7. Normalmente solo como x

No tienes que justificar por qué un día has comido más. Peor aún si en realidad has comido como siempre pero quieres quedar ante los demás como si no fuera así. De nuevo, comer menos no te hace mejor. Pero, aunque realmente ese día hayas comido más, las justificaciones son innecesarias. Entiendo que para eso, primero, la gente se debería refrenar de hacer comentarios sobre la comida de otros, y entonces nadie sentiría la necesidad de justificarse. Pero empieza tú el ciclo. 

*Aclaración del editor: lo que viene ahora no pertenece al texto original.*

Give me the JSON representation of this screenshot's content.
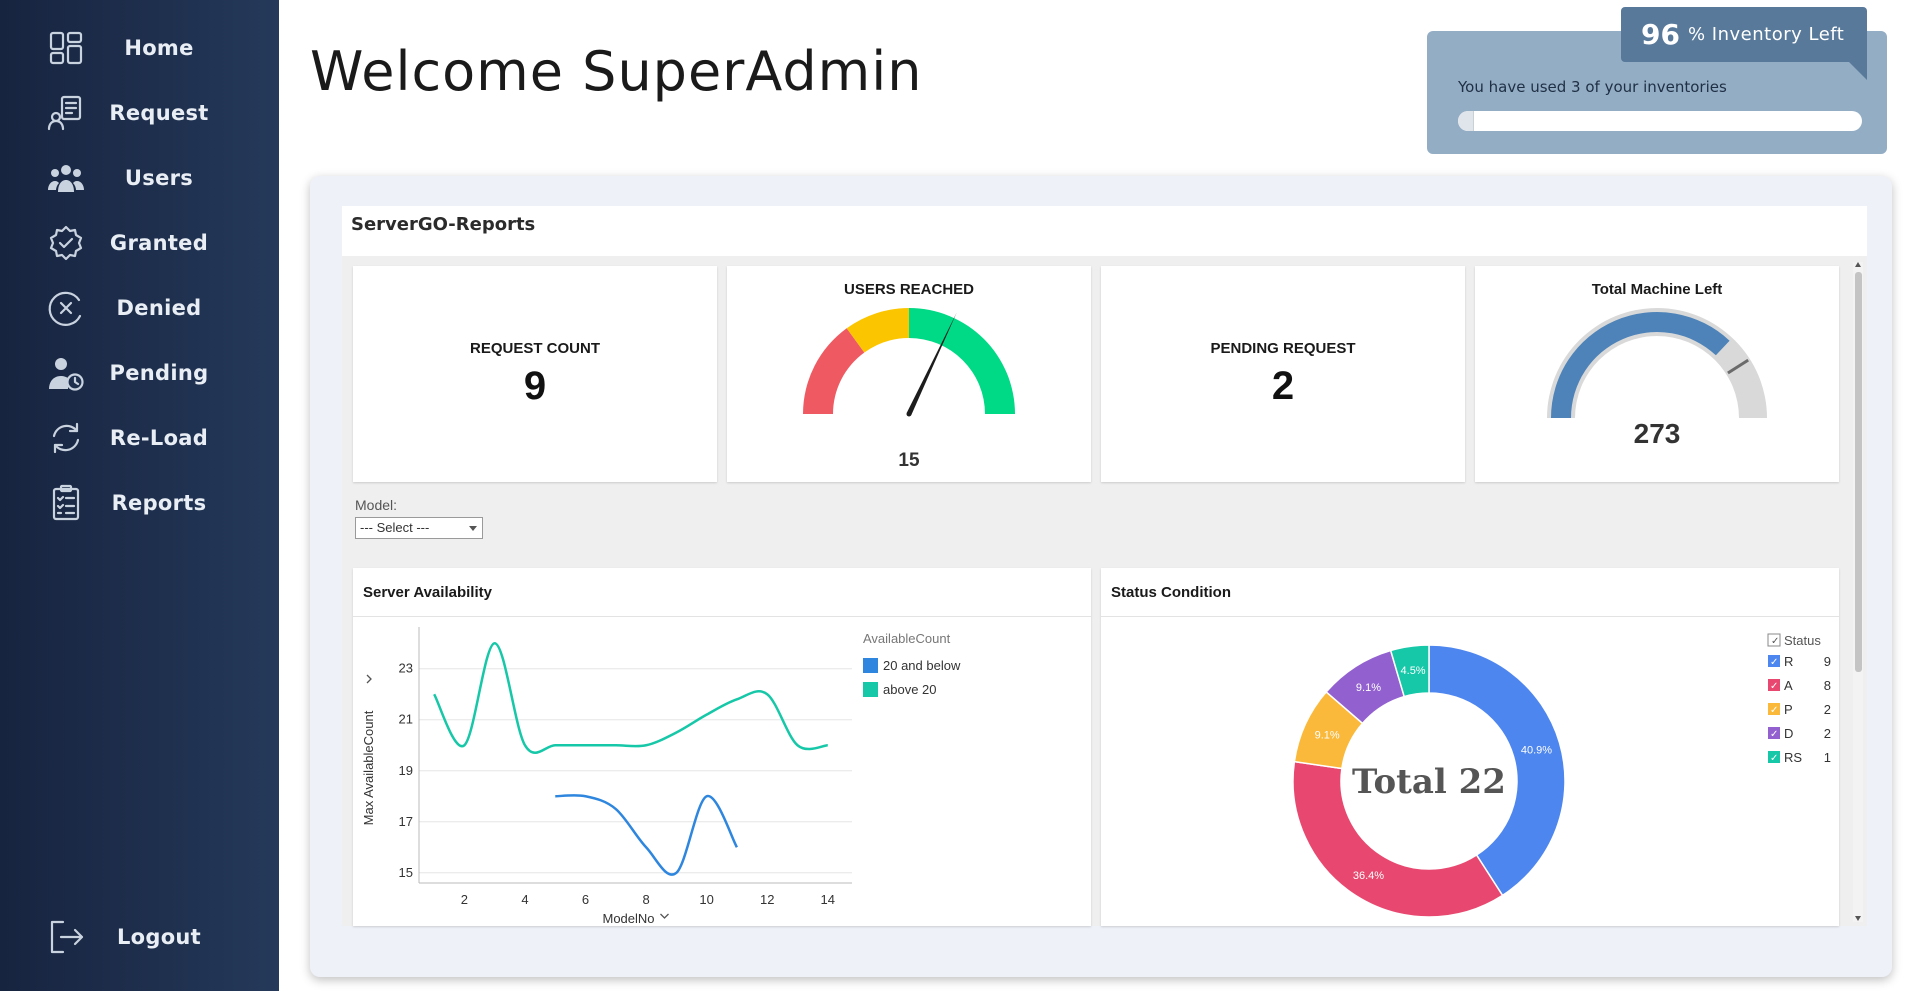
{
  "sidebar": {
    "items": [
      {
        "label": "Home",
        "icon": "dashboard-icon"
      },
      {
        "label": "Request",
        "icon": "request-form-icon"
      },
      {
        "label": "Users",
        "icon": "users-group-icon"
      },
      {
        "label": "Granted",
        "icon": "verified-badge-icon"
      },
      {
        "label": "Denied",
        "icon": "circle-x-icon"
      },
      {
        "label": "Pending",
        "icon": "user-clock-icon"
      },
      {
        "label": "Re-Load",
        "icon": "reload-icon"
      },
      {
        "label": "Reports",
        "icon": "clipboard-checklist-icon"
      }
    ],
    "logout": {
      "label": "Logout",
      "icon": "logout-icon"
    }
  },
  "header": {
    "welcome": "Welcome SuperAdmin"
  },
  "inventory": {
    "percent": "96",
    "badge_text": "% Inventory Left",
    "used_text": "You have used 3 of your inventories",
    "used_fraction": 0.04
  },
  "reports": {
    "title": "ServerGO-Reports",
    "kpis": {
      "request_count": {
        "label": "REQUEST COUNT",
        "value": "9"
      },
      "users_reached": {
        "label": "USERS REACHED",
        "value": "15"
      },
      "pending_request": {
        "label": "PENDING REQUEST",
        "value": "2"
      },
      "total_machine_left": {
        "label": "Total Machine Left",
        "value": "273"
      }
    },
    "filter": {
      "label": "Model:",
      "value": "--- Select ---"
    },
    "server_availability_title": "Server Availability",
    "status_condition_title": "Status Condition"
  },
  "colors": {
    "sidebar_bg": "#1e2f4d",
    "gauge_red": "#ef5a62",
    "gauge_yellow": "#fbc600",
    "gauge_green": "#00d985",
    "machine_gauge": "#4d83b8",
    "series_low": "#2e86de",
    "series_high": "#16c7a8"
  },
  "chart_data": [
    {
      "type": "gauge",
      "title": "USERS REACHED",
      "value": 15,
      "segments": [
        "#ef5a62",
        "#fbc600",
        "#00d985"
      ],
      "needle_fraction": 0.64
    },
    {
      "type": "gauge",
      "title": "Total Machine Left",
      "value": 273,
      "fill_fraction": 0.74,
      "target_fraction": 0.82
    },
    {
      "type": "line",
      "title": "Server Availability",
      "xlabel": "ModelNo",
      "ylabel": "Max AvailableCount",
      "xlim": [
        0.5,
        14.8
      ],
      "ylim": [
        14.6,
        24.4
      ],
      "xticks": [
        2,
        4,
        6,
        8,
        10,
        12,
        14
      ],
      "yticks": [
        15,
        17,
        19,
        21,
        23
      ],
      "legend_title": "AvailableCount",
      "series": [
        {
          "name": "20 and below",
          "color": "#2e86de",
          "x": [
            5,
            6,
            7,
            8,
            9,
            10,
            11
          ],
          "y": [
            18,
            18,
            17.5,
            16,
            15,
            18,
            16
          ]
        },
        {
          "name": "above 20",
          "color": "#16c7a8",
          "x": [
            1,
            2,
            3,
            4,
            5,
            6,
            7,
            8,
            9,
            10,
            11,
            12,
            13,
            14
          ],
          "y": [
            22,
            20,
            24,
            20,
            20,
            20,
            20,
            20,
            20.5,
            21.2,
            21.8,
            22,
            20,
            20
          ]
        }
      ],
      "grid": true,
      "legend": "top-right"
    },
    {
      "type": "pie",
      "title": "Status Condition",
      "center_label": "Total 22",
      "legend_title": "Status",
      "legend": "top-right",
      "slices": [
        {
          "label": "R",
          "value": 9,
          "percent": "40.9%",
          "color": "#4e86ef"
        },
        {
          "label": "A",
          "value": 8,
          "percent": "36.4%",
          "color": "#e8486f"
        },
        {
          "label": "P",
          "value": 2,
          "percent": "9.1%",
          "color": "#fab93a"
        },
        {
          "label": "D",
          "value": 2,
          "percent": "9.1%",
          "color": "#9261cf"
        },
        {
          "label": "RS",
          "value": 1,
          "percent": "4.5%",
          "color": "#16c7a8"
        }
      ]
    }
  ]
}
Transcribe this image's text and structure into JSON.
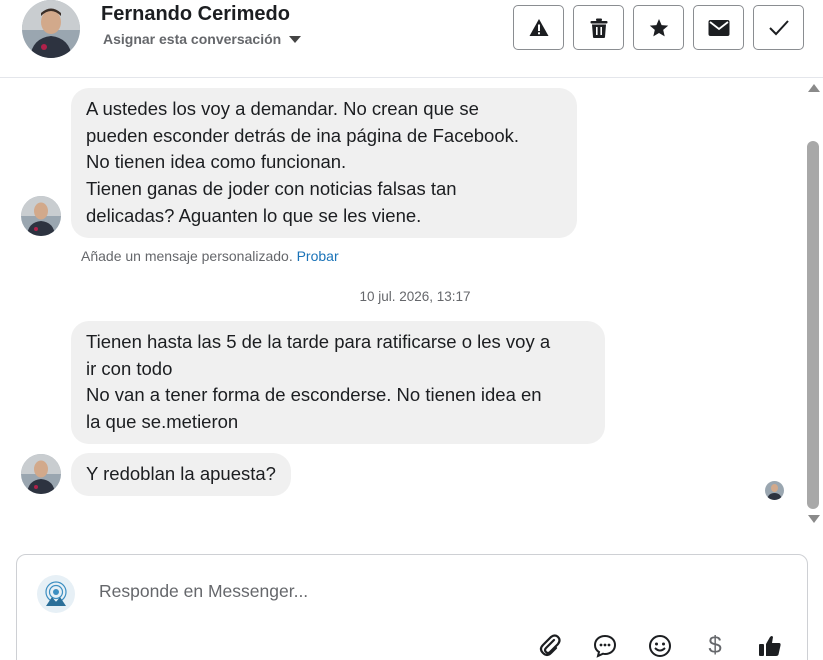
{
  "header": {
    "contact_name": "Fernando Cerimedo",
    "assign_label": "Asignar esta conversación",
    "actions": [
      {
        "name": "report-button",
        "icon": "warning-icon"
      },
      {
        "name": "delete-button",
        "icon": "trash-icon"
      },
      {
        "name": "star-button",
        "icon": "star-icon"
      },
      {
        "name": "mark-unread-button",
        "icon": "envelope-icon"
      },
      {
        "name": "mark-done-button",
        "icon": "check-icon"
      }
    ]
  },
  "messages": [
    {
      "text": "A ustedes los voy a demandar.  No crean que se\npueden esconder detrás de ina página de Facebook.\nNo tienen idea como funcionan.\nTienen ganas de joder con noticias falsas tan\ndelicadas?   Aguanten lo que se les viene."
    },
    {
      "text": "Tienen hasta las 5 de la tarde para ratificarse o les voy a\nir con todo\nNo van a tener forma de esconderse.  No tienen idea en\nla que se.metieron"
    },
    {
      "text": "Y redoblan la apuesta?"
    }
  ],
  "hint": {
    "text": "Añade un mensaje personalizado.",
    "link": "Probar"
  },
  "timestamp": "10 jul. 2026, 13:17",
  "composer": {
    "placeholder": "Responde en Messenger...",
    "actions": [
      "attach-icon",
      "saved-reply-icon",
      "emoji-icon",
      "dollar-icon",
      "thumbs-up-icon"
    ]
  },
  "colors": {
    "bubble": "#f0f0f0",
    "link": "#1a73b8",
    "muted": "#65676b"
  }
}
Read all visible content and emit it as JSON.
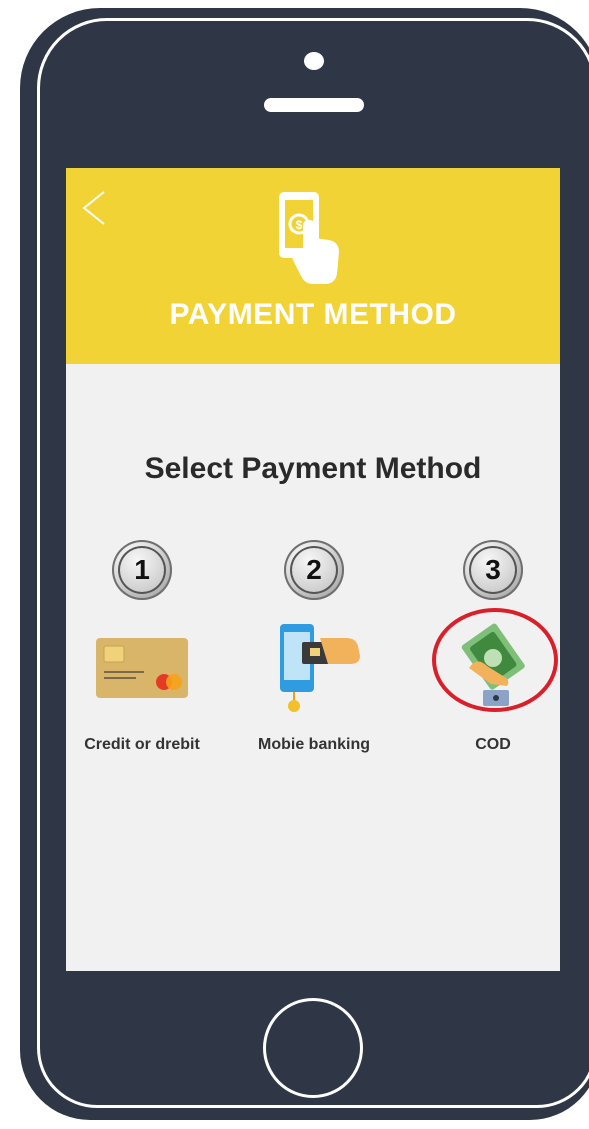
{
  "header": {
    "title": "PAYMENT METHOD",
    "back_icon": "chevron-left-icon",
    "icon": "mobile-payment-icon"
  },
  "main": {
    "title": "Select Payment Method",
    "options": [
      {
        "number": "1",
        "label": "Credit or drebit",
        "icon": "credit-card-icon"
      },
      {
        "number": "2",
        "label": "Mobie banking",
        "icon": "mobile-banking-icon"
      },
      {
        "number": "3",
        "label": "COD",
        "icon": "cash-on-delivery-icon",
        "highlighted": true
      }
    ]
  },
  "colors": {
    "header_bg": "#f2d335",
    "screen_bg": "#f1f1f1",
    "phone_body": "#2f3747",
    "highlight": "#d9202a"
  }
}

Lo cierto es que debería ser igual cuando alguien come menos, y mira que me cuesta decirlo por lo detonante que es cuando la gente come muy poco. Pero es así. Ese problema se acabaría si la gente solo comiera poco cuando quiere comer poco, y no cuando siente que tiene que comer poco para quedar bien (esto es especialmente cierto entre nosotras las mujeres).

8. Voy a bajar / quemar la comida

Moverse, andar, hacer ejercicio, no debería ser nunca una compensación por haber comido. En todo caso, comer es la condición necesaria para poder hacer todas esas otras cosas. Al igual que no tienes por qué justificar lo que comes, no tienes por qué justificar el ejercicio que haces. De hecho, no deberías hacerlo por esa razón, al menos no solamente. Piensa en razones positivas por las que hacer ejercicio, todo lo que va a aportar a tu salud, a tu fuerza, a tu claridad mental, y sí, también a tu estética, pero no solo por el peso. No perpetúes la asociación del ejercicio a un castigo por el “pecado” de comer.

Te invito, pues, a que revises tu manera de hablar sobre la comida delante de los demás, y evitar este tipo de frases, con todas sus variantes. No se trata de ir con pies de plomo, sino en primer lugar de cambiar tus pensamientos —si dices esas cosas, es porque la cultura de la dieta te ha abducido— hacia otros más sanos, y después reflejarlo en tus palabras. Y de ser consciente del impacto que estas pueden tener en otros. Pide de verdad lo que dice el Salmo 141: “Coloca, Señor, una guardia en mi boca, un centinela a la puerta de mis labios”.